Beyond speed: developer experience
Not only is ADBC faster—dramatically so in the DuckDB case—it’s far easier to use. To set up the ODBC tests, we had to scour web pages for ODBC drivers, configure .ini files, and test three different language bindings to see which one would perform better. Turbodbc can deliver good performance, but it doesn’t provide Python wheels, so we had to build it from source. Both turbodbc and arrow-odbc have numerous tuning options that affect both performance and correctness (meaning that a misconfigured option can produce incorrect results). And we got crashes when using the DuckDB ODBC driver with turbodbc and arrow-odbc.
Meanwhile, ADBC and dbc are far easier. With one dbc command, you can install any of a dozen ADBC drivers on Linux, macOS, and Windows. Then, you can grab your favorite language’s ADBC library with a simple pip install or go get or cargo add or R install.packages command, or use integrations with pandas and Polars, without having to wrangle .ini files.
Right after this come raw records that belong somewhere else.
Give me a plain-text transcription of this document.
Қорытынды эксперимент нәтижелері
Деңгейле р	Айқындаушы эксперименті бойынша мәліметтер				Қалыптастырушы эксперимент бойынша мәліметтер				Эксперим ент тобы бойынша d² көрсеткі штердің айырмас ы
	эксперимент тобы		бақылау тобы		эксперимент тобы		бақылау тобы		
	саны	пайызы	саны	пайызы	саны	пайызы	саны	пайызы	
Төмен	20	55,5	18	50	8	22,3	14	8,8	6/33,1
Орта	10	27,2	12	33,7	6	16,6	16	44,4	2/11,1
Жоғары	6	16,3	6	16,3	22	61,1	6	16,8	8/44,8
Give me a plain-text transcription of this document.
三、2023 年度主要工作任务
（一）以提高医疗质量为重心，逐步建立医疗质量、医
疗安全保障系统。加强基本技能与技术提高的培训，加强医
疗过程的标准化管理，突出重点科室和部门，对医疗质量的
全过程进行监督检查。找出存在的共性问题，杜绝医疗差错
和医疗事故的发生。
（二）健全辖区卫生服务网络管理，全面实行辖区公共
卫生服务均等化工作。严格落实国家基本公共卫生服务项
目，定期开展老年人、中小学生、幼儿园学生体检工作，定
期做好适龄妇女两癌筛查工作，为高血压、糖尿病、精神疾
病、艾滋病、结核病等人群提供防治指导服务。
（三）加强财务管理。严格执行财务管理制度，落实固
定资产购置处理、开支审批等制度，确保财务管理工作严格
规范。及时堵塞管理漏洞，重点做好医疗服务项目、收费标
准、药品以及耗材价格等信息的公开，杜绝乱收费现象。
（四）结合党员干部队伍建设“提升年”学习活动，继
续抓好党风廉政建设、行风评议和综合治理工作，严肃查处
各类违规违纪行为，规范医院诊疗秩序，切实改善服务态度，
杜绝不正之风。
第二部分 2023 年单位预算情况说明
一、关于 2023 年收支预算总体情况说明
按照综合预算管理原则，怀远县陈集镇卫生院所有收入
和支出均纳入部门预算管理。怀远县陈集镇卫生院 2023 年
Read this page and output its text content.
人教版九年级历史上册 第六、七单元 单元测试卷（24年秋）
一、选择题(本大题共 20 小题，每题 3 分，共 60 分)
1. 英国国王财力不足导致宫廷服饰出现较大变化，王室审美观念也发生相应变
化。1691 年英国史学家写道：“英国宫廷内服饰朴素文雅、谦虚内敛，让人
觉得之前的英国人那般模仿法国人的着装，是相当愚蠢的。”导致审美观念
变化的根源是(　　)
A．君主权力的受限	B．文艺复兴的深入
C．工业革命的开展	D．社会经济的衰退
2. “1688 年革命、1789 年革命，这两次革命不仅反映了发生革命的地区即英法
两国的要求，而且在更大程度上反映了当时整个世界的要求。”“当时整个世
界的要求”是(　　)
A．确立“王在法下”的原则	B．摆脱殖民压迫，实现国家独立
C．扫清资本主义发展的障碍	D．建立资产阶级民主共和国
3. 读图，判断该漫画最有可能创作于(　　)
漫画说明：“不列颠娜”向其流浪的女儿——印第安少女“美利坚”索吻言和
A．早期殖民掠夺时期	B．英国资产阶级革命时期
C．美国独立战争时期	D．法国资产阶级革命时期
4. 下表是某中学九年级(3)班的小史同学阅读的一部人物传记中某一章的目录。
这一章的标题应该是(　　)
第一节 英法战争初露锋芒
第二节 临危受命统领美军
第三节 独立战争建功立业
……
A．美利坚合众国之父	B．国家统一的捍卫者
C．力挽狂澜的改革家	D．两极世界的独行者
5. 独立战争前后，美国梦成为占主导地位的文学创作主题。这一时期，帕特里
ADBC provides an experience made for 2026, not 1992, and we’re working on widening that gap.
What about native client libraries?
We’ve also included figures for the “native” client libraries for these systems. When a vendor’s own library also outputs Arrow natively—as duckdb-python does—it can achieve the same zero-copy benefit as ADBC, which is why DuckDB’s native library matches ADBC at 1×. That isn’t guaranteed, however: vendor libraries don’t always take full advantage of their system’s Arrow support, as the BigQuery numbers show. Plus ADBC has advantages beyond just speed. ADBC gives you consistent APIs, like JDBC and ODBC did—despite their downsides, that core idea is still useful. And we’ve built an ecosystem of optimized and validated drivers that are ready for you to use. This means you have fewer architectural decisions to make, and your coding agents have fewer chances to get lost or confused. (And stay tuned for ways to help your agents use ADBC and dbc more easily.)
With ADBC, you get performance that matches or beats individual vendor client libraries, in a single, consistent Arrow-native interface. And compared to ODBC, the advantages in both speed and developer experience are clear. Download dbc and try it yourself: columnar.tech/dbc.
Footnotes
- With both turbodbc and arrow-odbc, the client crashed.
- After about 40 minutes, we gave up on the test.